From my vantage point, as American households faced stagnant or declining personal incomes, as their savings rates plummeted to compensate for income losses in the slow but steady creep of inflation, reaching into the mortgage “piggy bank” looks pretty rational. Not only were homes the one real asset in their possession, but they were the only things that had gained tremendously in value over the past 20 years. Once again, taking a bit of money off the table when refinancing must have seemed rational at the time, given that funds were needed to cover increased medical and educational expenses whose costs have out-paced inflation now for several decades.

The collapse of housing prices depreciates the single most important asset of America’s households. We cannot know now how much this wealth loss has been lost long-term, and how much of the loss is temporary. We do know that our homes are central to our standard of living and to any savings we might accrue for bad times, old age, or inheritance.

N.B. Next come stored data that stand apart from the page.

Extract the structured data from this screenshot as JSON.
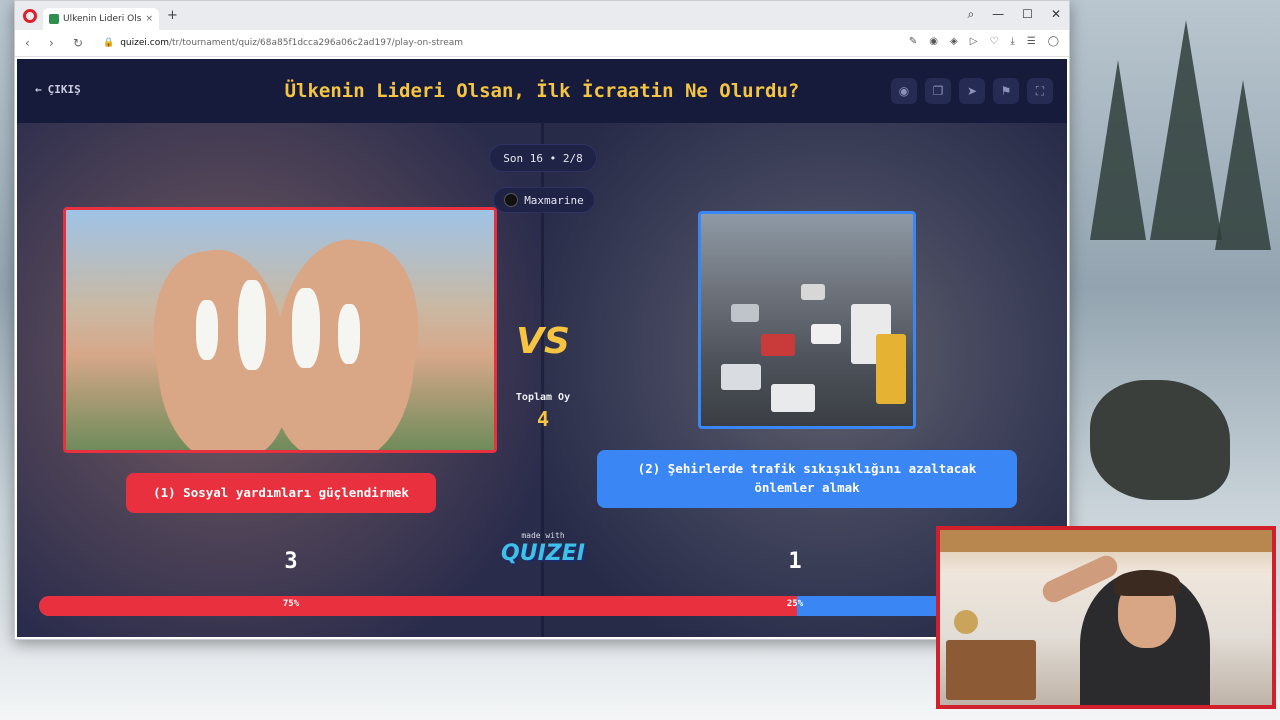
{
  "browser": {
    "tab_title": "Ülkenin Lideri Olsan, İlk İc",
    "tab_close": "×",
    "new_tab": "+",
    "url_domain": "quizei.com",
    "url_path": "/tr/tournament/quiz/68a85f1dcca296a06c2ad197/play-on-stream",
    "controls": {
      "search": "⌕",
      "minimize": "—",
      "maximize": "☐",
      "close": "✕"
    },
    "nav": {
      "back": "‹",
      "forward": "›",
      "reload": "↻"
    }
  },
  "quiz": {
    "exit_label": "ÇIKIŞ",
    "title": "Ülkenin Lideri Olsan, İlk İcraatin Ne Olurdu?",
    "round_label": "Son 16 • 2/8",
    "username": "Maxmarine",
    "total_label": "Toplam Oy",
    "total_votes": "4",
    "vs_text": "VS",
    "made_with": "made with",
    "brand": "QUIZEI",
    "options": [
      {
        "label": "(1) Sosyal yardımları güçlendirmek",
        "votes": "3",
        "percent_text": "75%",
        "percent": 75,
        "color": "#e8303f"
      },
      {
        "label": "(2) Şehirlerde trafik sıkışıklığını azaltacak önlemler almak",
        "votes": "1",
        "percent_text": "25%",
        "percent": 25,
        "color": "#3b86f5"
      }
    ],
    "accent_color": "#f5c542"
  }
}
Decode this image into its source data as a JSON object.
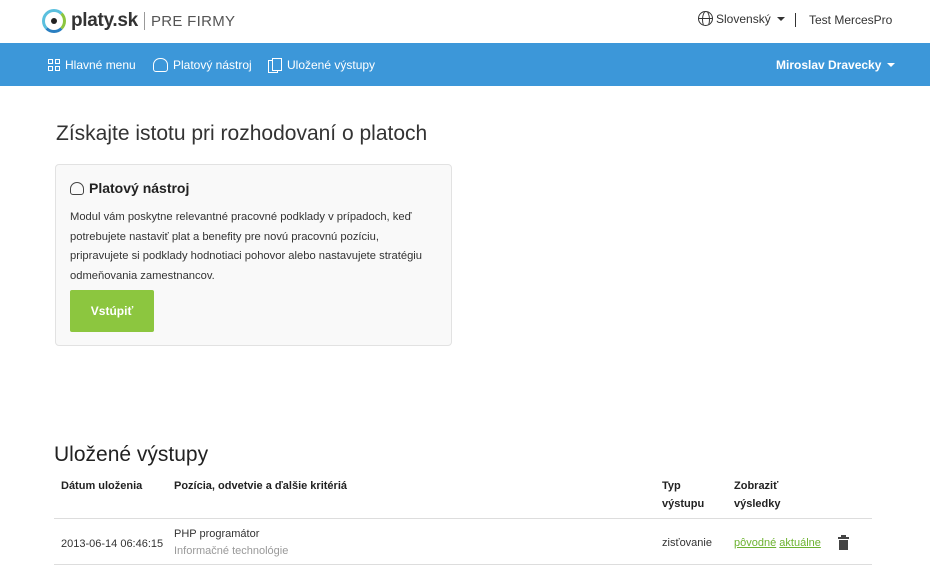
{
  "header": {
    "brand_name": "platy.sk",
    "brand_sub": "PRE FIRMY",
    "language": "Slovenský",
    "account": "Test MercesPro"
  },
  "nav": {
    "items": [
      {
        "label": "Hlavné menu",
        "icon": "grid-icon"
      },
      {
        "label": "Platový nástroj",
        "icon": "hand-icon"
      },
      {
        "label": "Uložené výstupy",
        "icon": "pages-icon"
      }
    ],
    "user": "Miroslav Dravecky"
  },
  "hero": {
    "title": "Získajte istotu pri rozhodovaní o platoch"
  },
  "card": {
    "title": "Platový nástroj",
    "description": "Modul vám poskytne relevantné pracovné podklady v prípadoch, keď potrebujete nastaviť plat a benefity pre novú pracovnú pozíciu, pripravujete si podklady hodnotiaci pohovor alebo nastavujete stratégiu odmeňovania zamestnancov.",
    "button": "Vstúpiť"
  },
  "saved": {
    "title": "Uložené výstupy",
    "columns": {
      "date": "Dátum uloženia",
      "position": "Pozícia, odvetvie a ďalšie kritériá",
      "type_line1": "Typ",
      "type_line2": "výstupu",
      "show_line1": "Zobraziť",
      "show_line2": "výsledky"
    },
    "rows": [
      {
        "date": "2013-06-14 06:46:15",
        "position": "PHP programátor",
        "industry": "Informačné technológie",
        "type": "zisťovanie",
        "link_original": "pôvodné",
        "link_current": "aktuálne"
      }
    ]
  },
  "colors": {
    "nav_bg": "#3c97d9",
    "button_green": "#8cc63f",
    "link_green": "#6cb22f"
  }
}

Our homes, thus, are our piggy banks, and in many cases like the big banks, they have been cracked or broken too.

Making banks whole will not make America whole again. If Americans are not fairly protected in their homes, the damage to our way of life, perhaps calculable in trillions of dollars now, will become incalculable in the future.

Given the crash in housing prices, supporting the debt of mortgage holders is less likely to spur new housing inflation. It should foster price recovery instead.

A guarantee of this magnitude, I believe, is more intrinsically valuable over the long run than other bail-outs currently underway. It should also trigger a national commitment to see what can be done to make home ownership a universal condition in America.